Männer und ihre Kühlschränke

Aus dem Memento-Moment kristallisierte sich die Idee eines Revival-Abends heraus. Als einmaliges Weißt-du-noch-Event. Kommt gar nicht in Frage, hieß es in der Bar jeder Vernunft: Ihr müsst für mindestens drei Abende kommen! Und da stehen sie nun „an diesem regnerischen Abend auf einem Parkdeck in Wilmersdorf“, und sind so wunderbar wie früher. Sie redet viel, laut und schnell, er sitzt hinterm Flügel und lächelt sein entwaffnendes Lächeln.

Viele Freunde sitzen im Zelt-Rund, um diese „Unexpected Zugabe“ zu erleben, auch der Ex-Regierende Klaus Wowereit. Außerdem Thomas Hermanns, in dessen „Quatsch Comedy Club“ die beiden einst als Warmup-Duo die Stimmung im Publikum angeheizt haben, bevor die professionellen Witzemacher auftraten. Einen schön bissigen Standup-Monolog, den sie damals zum Besten gab, hat Gayle Tufts aus ihrem Archiv gefischt. Es geht darin um Männer und den Inhalt ihrer Kühlschränke – der mehr über die Besitzer verrät, als denen lieb sein kann.
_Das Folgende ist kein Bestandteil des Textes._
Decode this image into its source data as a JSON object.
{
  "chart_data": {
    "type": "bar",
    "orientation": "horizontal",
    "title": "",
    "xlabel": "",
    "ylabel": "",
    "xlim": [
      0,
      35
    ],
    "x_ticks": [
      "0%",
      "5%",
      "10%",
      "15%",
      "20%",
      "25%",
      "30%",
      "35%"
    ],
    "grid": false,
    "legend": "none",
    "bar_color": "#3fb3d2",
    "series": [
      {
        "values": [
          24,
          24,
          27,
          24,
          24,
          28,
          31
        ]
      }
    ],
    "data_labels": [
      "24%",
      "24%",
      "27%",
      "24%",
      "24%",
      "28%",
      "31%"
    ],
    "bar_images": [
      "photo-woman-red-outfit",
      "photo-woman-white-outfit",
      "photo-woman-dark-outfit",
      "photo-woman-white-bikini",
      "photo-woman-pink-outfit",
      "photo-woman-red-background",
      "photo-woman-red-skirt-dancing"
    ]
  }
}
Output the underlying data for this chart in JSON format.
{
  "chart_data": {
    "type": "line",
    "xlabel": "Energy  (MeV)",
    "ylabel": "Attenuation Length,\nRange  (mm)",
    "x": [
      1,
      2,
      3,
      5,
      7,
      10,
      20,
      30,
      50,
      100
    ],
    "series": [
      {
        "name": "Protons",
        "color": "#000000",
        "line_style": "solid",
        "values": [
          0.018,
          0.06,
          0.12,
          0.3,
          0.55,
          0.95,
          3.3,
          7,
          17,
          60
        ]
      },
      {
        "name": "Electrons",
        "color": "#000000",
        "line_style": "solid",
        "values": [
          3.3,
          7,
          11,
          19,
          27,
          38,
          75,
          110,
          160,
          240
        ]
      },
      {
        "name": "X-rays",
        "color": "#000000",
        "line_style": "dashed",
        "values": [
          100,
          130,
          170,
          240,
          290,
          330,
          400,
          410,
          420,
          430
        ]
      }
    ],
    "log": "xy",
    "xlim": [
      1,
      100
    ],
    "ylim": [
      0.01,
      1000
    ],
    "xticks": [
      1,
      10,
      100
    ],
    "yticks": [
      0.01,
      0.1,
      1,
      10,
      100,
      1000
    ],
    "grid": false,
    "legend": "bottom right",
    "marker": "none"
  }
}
Immer noch ein Entertainment-Traumpaar: Gayle Tufts und Rainer Bielfeldt.
Immer noch ein Entertainment-Traumpaar: Gayle Tufts und Rainer Bielfeldt.

© Barbara Braun

Das Heimweh nach Amerika hat die Wahlberlinerin lange geplagt, nach den wilden Singlejahren in New York. Bis sie ihren „Bremer“ traf, den Mann ihres Lebens seit 27 Jahren, dem sie, frisch verliebt, einen Liedtext schenkte, in dem sich „lange Leitung“ reimt auf „er braucht vier Stunden für die Zeitung“. Längst besitzt sie neben dem US- auch einen bundesrepublikanischen Pass, doch was hat sie sich gequält mit der deutschen Grammatik! Die Hymne „Konrad Duden must die“ kündet davon, aber auch das „Dicitionary of Delight“, in dem sie fragt: „Who put the fire in the Feierabend“?

Die alten Lieder funktionieren noch, manche tönen nostalgisch, andere wirken im neuen Kontext hellsichtig aktuell. Getragen von der Zuneigung des Publikums, steigern sich die Sängerin und der Pianist zur Höchstform. Aus der improvisierten „Session“ wird ein bewegendes Gemeinschaftserlebnis.

Man spürt, wie die Zeit vergeht, an solchen Abenden. Die Geschwister Pfister, Tim Fischer, Pigor und Eichhorn, Gayle und Rainer, die Stars aus den Kindertagen der Bar jeder Vernunft, sie alle sind immer noch da, und wir sind mit ihnen gealtert, vielleicht sogar gereift. Schöne Erinnerungen werden da aufgewirbelt, aus trüben Tiefen, aus hinteren Herzenswinkeln. Noch auf dem Nachhauseweg funkeln sie im Gedankennebel.